RBI Governor Shaktikanta Das said that Paytm flaunted regulatory guidelines and failed to comply which ultimately led to the stern action against the fintech.
PayTM Case: The Reserve Bank Of India (RBI) Thursday revealed that the action against PayTM came due to the fintech’s “persistent non-compliance” with the regulatory guidelines and asserted that there was no systemic threat at the moment as the case pertains to a single entity, not a widespread phenomenon.
No systemic threat
RBI Governor Shaktikanta Das clarified that Paytm’s lack of compliance to regulations does not pose a systemic threat. He said that Paytm flaunted regulatory guidelines and failed to comply despite despite nudges over a period of time which ultimately led to the stern action against the fintech.
“There is no worry about the system at the moment. Here we are talking about a specific institution, a specific payment bank,” Das told reporters at the central bank headquarters in Mumbai at the customary post-policy media briefing.
Deputy Governor Swaminathan J revealed that the January 31 action against Paytm Payments Bank, wherein the RBI has barred it from onboarding new customers, and asked to stop services related to deposits, prepaid instruments and e-wallet after February 29, was the culmination of a long series of bilateral engagement.
“This is a supervisory action on a regulated entity for persistent non-compliance. Such supervisory actions are invariably preceded by months and at times years of bilateral engagement, where we not only point out deficiencies but also provide more than adequate time for them to take corrective action,” the commercial banker-turned-regulator said.
PayTM didn’t comply despite ‘nudges’
Without disclosing specific details of what led to the action against Paytm, Das said it starts with “nudges” from the regulator for corrective action and sometimes the RBI may give more than sufficient time to an entity to comply, and it is lack of compliance which ultimately leads to the business restrictions order.

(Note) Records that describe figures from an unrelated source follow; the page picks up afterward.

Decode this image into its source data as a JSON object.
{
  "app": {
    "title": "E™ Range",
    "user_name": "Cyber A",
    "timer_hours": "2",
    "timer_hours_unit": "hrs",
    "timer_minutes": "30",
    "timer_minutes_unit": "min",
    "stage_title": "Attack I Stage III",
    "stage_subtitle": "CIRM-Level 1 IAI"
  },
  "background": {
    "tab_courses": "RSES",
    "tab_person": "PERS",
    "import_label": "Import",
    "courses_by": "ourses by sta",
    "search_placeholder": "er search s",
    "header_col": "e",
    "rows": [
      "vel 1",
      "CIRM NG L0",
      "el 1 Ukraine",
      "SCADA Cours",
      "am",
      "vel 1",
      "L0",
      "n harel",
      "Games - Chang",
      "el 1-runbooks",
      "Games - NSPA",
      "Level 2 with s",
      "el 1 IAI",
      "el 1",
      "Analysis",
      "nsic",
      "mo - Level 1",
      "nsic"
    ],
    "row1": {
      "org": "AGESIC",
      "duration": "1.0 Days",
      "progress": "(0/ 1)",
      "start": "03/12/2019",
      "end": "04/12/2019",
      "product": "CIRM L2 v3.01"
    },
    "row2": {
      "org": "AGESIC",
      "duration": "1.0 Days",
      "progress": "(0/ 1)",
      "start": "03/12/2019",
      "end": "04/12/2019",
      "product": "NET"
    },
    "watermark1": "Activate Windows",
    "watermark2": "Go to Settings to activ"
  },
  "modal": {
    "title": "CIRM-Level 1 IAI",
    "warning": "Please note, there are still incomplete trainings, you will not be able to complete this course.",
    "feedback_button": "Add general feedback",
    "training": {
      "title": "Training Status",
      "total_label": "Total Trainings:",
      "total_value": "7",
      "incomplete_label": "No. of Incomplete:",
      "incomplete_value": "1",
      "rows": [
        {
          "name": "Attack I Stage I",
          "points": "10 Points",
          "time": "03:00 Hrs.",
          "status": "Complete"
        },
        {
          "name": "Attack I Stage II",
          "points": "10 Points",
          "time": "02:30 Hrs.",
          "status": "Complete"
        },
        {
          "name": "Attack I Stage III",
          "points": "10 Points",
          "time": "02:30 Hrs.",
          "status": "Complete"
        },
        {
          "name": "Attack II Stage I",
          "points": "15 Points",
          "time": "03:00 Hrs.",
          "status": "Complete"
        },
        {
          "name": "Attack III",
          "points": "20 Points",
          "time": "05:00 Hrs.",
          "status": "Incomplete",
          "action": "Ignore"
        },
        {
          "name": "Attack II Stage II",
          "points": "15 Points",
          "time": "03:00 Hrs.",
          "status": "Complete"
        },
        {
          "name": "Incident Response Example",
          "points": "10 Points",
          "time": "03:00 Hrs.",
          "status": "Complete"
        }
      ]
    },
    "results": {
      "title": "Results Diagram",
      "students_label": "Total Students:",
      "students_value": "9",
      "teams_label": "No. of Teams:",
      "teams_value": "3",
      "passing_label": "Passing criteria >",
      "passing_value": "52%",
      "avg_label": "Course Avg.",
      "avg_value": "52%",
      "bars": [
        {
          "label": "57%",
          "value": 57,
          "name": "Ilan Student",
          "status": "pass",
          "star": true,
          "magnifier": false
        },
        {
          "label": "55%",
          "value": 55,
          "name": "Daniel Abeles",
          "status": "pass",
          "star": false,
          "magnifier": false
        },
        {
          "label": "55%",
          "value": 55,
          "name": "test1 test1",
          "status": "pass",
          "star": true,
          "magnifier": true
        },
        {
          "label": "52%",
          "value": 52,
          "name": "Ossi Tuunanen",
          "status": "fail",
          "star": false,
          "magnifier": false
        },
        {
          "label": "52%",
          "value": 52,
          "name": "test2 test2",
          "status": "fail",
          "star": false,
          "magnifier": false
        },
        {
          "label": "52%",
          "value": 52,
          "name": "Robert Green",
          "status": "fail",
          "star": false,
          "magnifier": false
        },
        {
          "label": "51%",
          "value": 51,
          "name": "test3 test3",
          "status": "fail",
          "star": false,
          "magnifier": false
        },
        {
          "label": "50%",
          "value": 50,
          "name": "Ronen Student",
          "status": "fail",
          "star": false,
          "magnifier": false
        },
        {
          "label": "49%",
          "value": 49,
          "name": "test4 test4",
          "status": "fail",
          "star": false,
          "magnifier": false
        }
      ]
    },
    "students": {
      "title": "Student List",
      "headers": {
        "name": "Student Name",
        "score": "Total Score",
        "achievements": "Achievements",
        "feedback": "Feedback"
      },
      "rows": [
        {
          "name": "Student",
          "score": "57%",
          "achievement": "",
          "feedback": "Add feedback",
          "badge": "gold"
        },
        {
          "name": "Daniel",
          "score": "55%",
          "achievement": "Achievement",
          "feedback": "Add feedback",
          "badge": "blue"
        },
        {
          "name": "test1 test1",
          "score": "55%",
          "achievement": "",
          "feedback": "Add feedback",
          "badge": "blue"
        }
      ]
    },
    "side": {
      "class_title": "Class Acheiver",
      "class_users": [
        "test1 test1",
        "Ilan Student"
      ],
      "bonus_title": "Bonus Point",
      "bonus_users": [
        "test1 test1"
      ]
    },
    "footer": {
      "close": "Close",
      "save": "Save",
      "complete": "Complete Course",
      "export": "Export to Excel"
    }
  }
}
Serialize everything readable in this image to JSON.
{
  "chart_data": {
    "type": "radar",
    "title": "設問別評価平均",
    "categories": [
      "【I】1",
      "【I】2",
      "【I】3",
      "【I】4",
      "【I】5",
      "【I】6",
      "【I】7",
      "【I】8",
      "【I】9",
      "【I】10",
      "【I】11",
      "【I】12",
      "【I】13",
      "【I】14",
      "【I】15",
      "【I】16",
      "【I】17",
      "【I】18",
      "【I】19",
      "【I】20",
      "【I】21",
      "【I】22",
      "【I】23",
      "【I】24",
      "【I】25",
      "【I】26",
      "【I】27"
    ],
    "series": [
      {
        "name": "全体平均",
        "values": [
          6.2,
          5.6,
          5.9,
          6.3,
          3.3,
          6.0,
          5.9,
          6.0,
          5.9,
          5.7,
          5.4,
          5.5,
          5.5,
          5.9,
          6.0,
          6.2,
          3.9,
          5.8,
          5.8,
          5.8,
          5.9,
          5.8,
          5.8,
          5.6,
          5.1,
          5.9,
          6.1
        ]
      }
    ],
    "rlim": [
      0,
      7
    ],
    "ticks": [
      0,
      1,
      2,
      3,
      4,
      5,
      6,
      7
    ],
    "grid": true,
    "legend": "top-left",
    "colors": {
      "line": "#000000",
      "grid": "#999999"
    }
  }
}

The proportionality aspect is taken into consideration before imposing any restriction, Das said, adding, “all our actions are in the best interest of systemic stability and protection of depositors or customers’ interest.

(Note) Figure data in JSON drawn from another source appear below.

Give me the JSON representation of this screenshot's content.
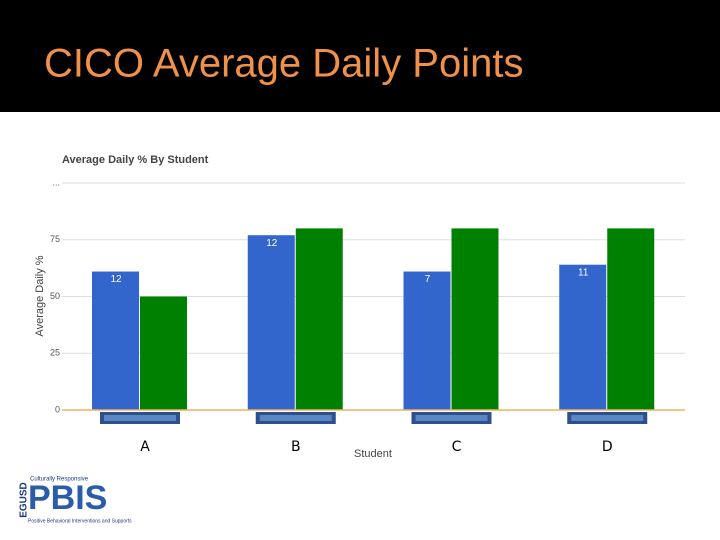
{
  "slide_title": "CICO Average Daily Points",
  "logo": {
    "side": "EGUSD",
    "top": "Culturally Responsive",
    "main": "PBIS",
    "bottom": "Positive Behavioral Interventions and Supports"
  },
  "chart_data": {
    "type": "bar",
    "title": "Average Daily % By Student",
    "x_label": "Student",
    "y_label": "Average Daily %",
    "categories": [
      "A",
      "B",
      "C",
      "D"
    ],
    "series": [
      {
        "color": "#3366cc",
        "values": [
          61,
          77,
          61,
          64
        ],
        "counts": [
          12,
          12,
          7,
          11
        ]
      },
      {
        "color": "#008000",
        "values": [
          50,
          80,
          80,
          80
        ]
      }
    ],
    "ylim": [
      0,
      100
    ],
    "yticks": [
      0,
      25,
      50,
      75,
      {
        "value": 100,
        "label": "..."
      }
    ],
    "grid": true
  }
}
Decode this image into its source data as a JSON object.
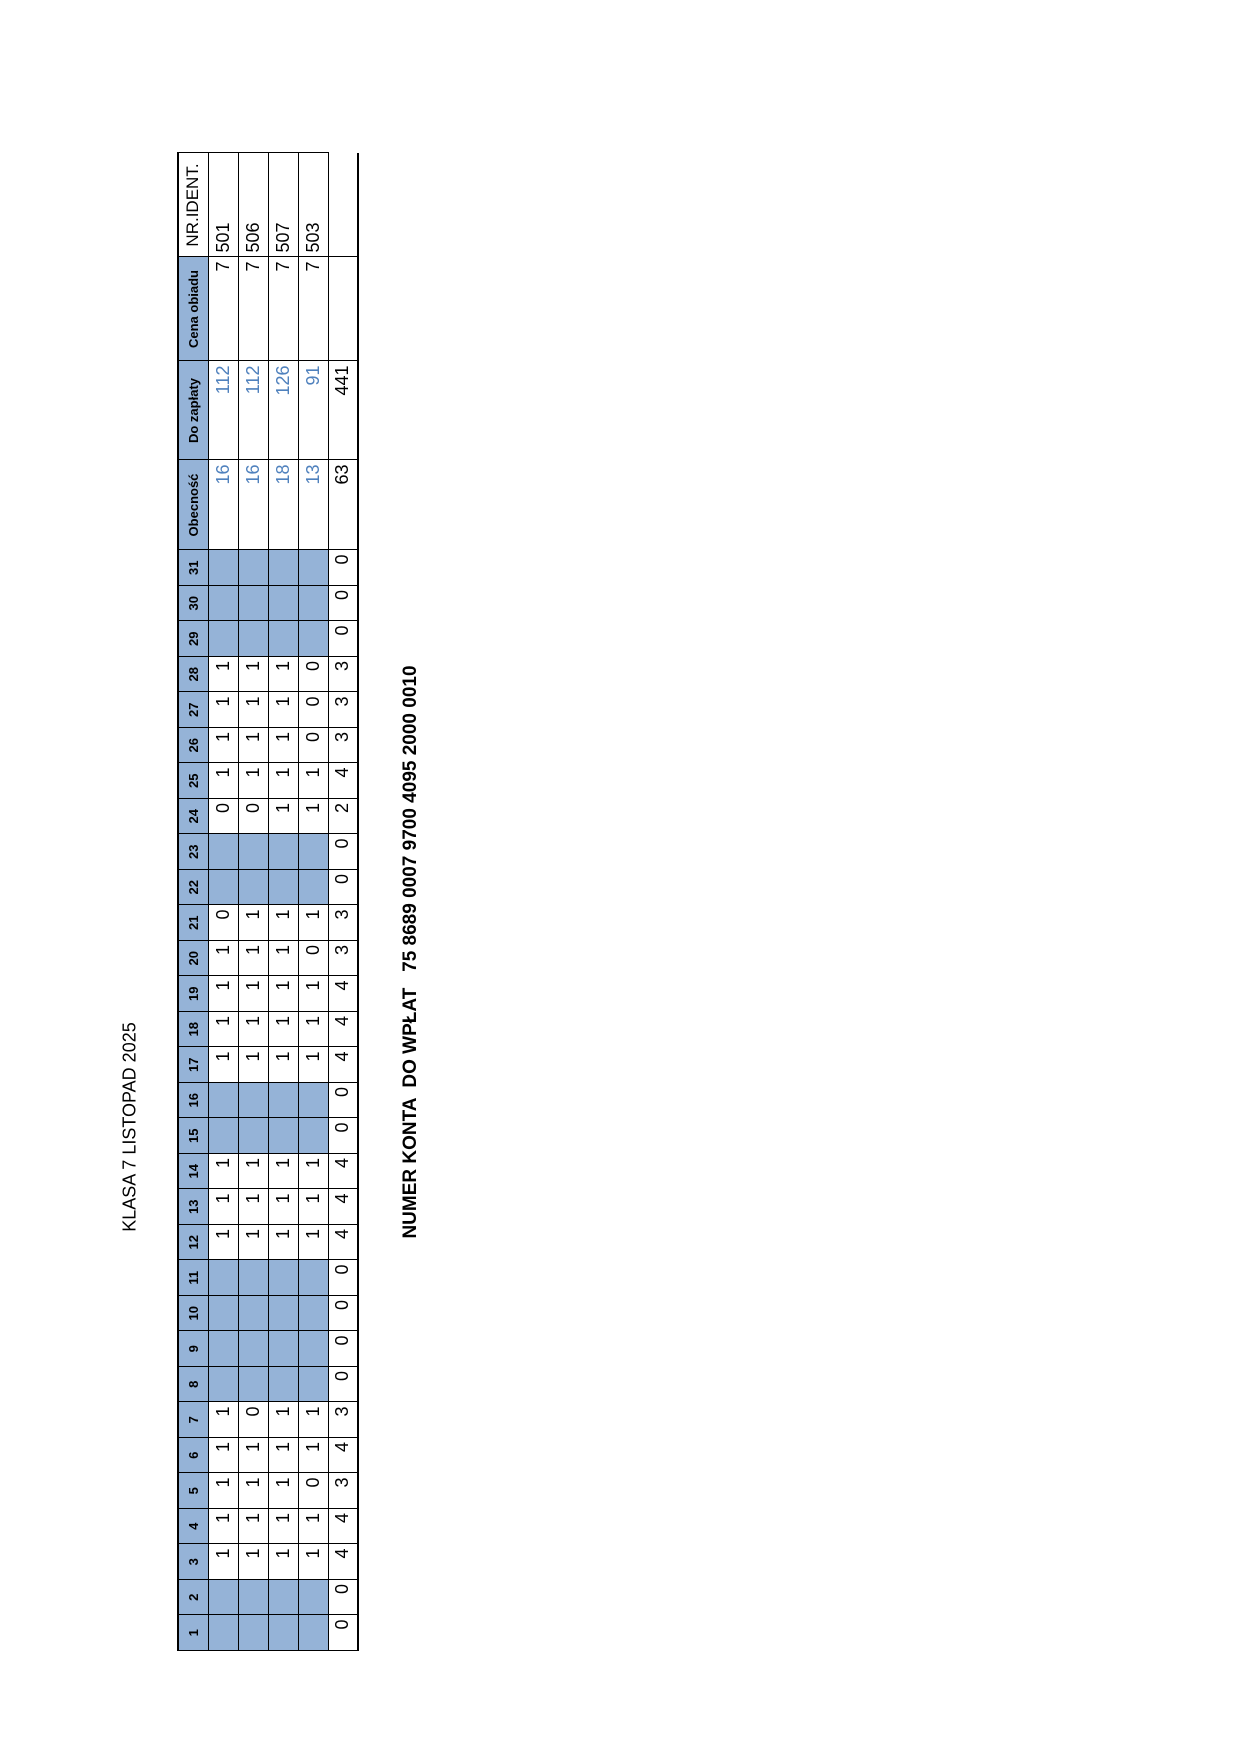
{
  "title": "KLASA 7 LISTOPAD 2025",
  "table": {
    "header": [
      "1",
      "2",
      "3",
      "4",
      "5",
      "6",
      "7",
      "8",
      "9",
      "10",
      "11",
      "12",
      "13",
      "14",
      "15",
      "16",
      "17",
      "18",
      "19",
      "20",
      "21",
      "22",
      "23",
      "24",
      "25",
      "26",
      "27",
      "28",
      "29",
      "30",
      "31",
      "Obecność",
      "Do zapłaty",
      "Cena obiadu",
      "NR.IDENT."
    ],
    "rows": [
      [
        null,
        null,
        1,
        1,
        1,
        1,
        1,
        null,
        null,
        null,
        null,
        1,
        1,
        1,
        null,
        null,
        1,
        1,
        1,
        1,
        0,
        null,
        null,
        0,
        1,
        1,
        1,
        1,
        null,
        null,
        null,
        16,
        112,
        7,
        501
      ],
      [
        null,
        null,
        1,
        1,
        1,
        1,
        0,
        null,
        null,
        null,
        null,
        1,
        1,
        1,
        null,
        null,
        1,
        1,
        1,
        1,
        1,
        null,
        null,
        0,
        1,
        1,
        1,
        1,
        null,
        null,
        null,
        16,
        112,
        7,
        506
      ],
      [
        null,
        null,
        1,
        1,
        1,
        1,
        1,
        null,
        null,
        null,
        null,
        1,
        1,
        1,
        null,
        null,
        1,
        1,
        1,
        1,
        1,
        null,
        null,
        1,
        1,
        1,
        1,
        1,
        null,
        null,
        null,
        18,
        126,
        7,
        507
      ],
      [
        null,
        null,
        1,
        1,
        0,
        1,
        1,
        null,
        null,
        null,
        null,
        1,
        1,
        1,
        null,
        null,
        1,
        1,
        1,
        0,
        1,
        null,
        null,
        1,
        1,
        0,
        0,
        0,
        null,
        null,
        null,
        13,
        91,
        7,
        503
      ]
    ],
    "totals": [
      0,
      0,
      4,
      4,
      3,
      4,
      3,
      0,
      0,
      0,
      0,
      4,
      4,
      4,
      0,
      0,
      4,
      4,
      4,
      3,
      3,
      0,
      0,
      2,
      4,
      3,
      3,
      3,
      0,
      0,
      0,
      63,
      441,
      null
    ]
  },
  "footer": "NUMER KONTA  DO WPŁAT   75 8689 0007 9700 4095 2000 0010"
}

“These aspects cannot be compromised. Individual entities should be mindful of these aspects for their long-term success.”.
Detailed FAQ soon
Earlier in the day, the RBI Governor stressed on “good governance, robust risk management, sound compliance culture and protection of customers’ interest” being of paramount importance for the Reserve Bank.
Das said there are a lot of questions and concerns in the minds of people, and the Reserve Bank will be coming out with a detailed FAQ (frequently asked questions) next week which will make things clear.
Asked about the decision to impose the rather strong action of business restrictions, without going for other alternatives like appointing a director on the board as it has done in some cases in the recent past, Swaminathan said an “one size fits all kind of solution may not work in such situations”.
“As a regulator, it’s incumbent upon us to protect the interests of the ultimate consumer and thereby protecting the stability of the financial system,” Swaminathan said.
He was tightlipped about the future course of action, but promised that customers’ inconvenience will be minimized.
KYC concerns
When asked about the reasons for the action, specifically if it has been triggered by the ownership structure at Paytm or if it is limited to KYC concerns, Das declined to reveal anything about the “bilateral engagements”.
“The regulations are robust. It is not a case where there was a regulatory deficiency or there was a regulatory correction required. It’s an issue of compliance, compliance with various parameters,” he said.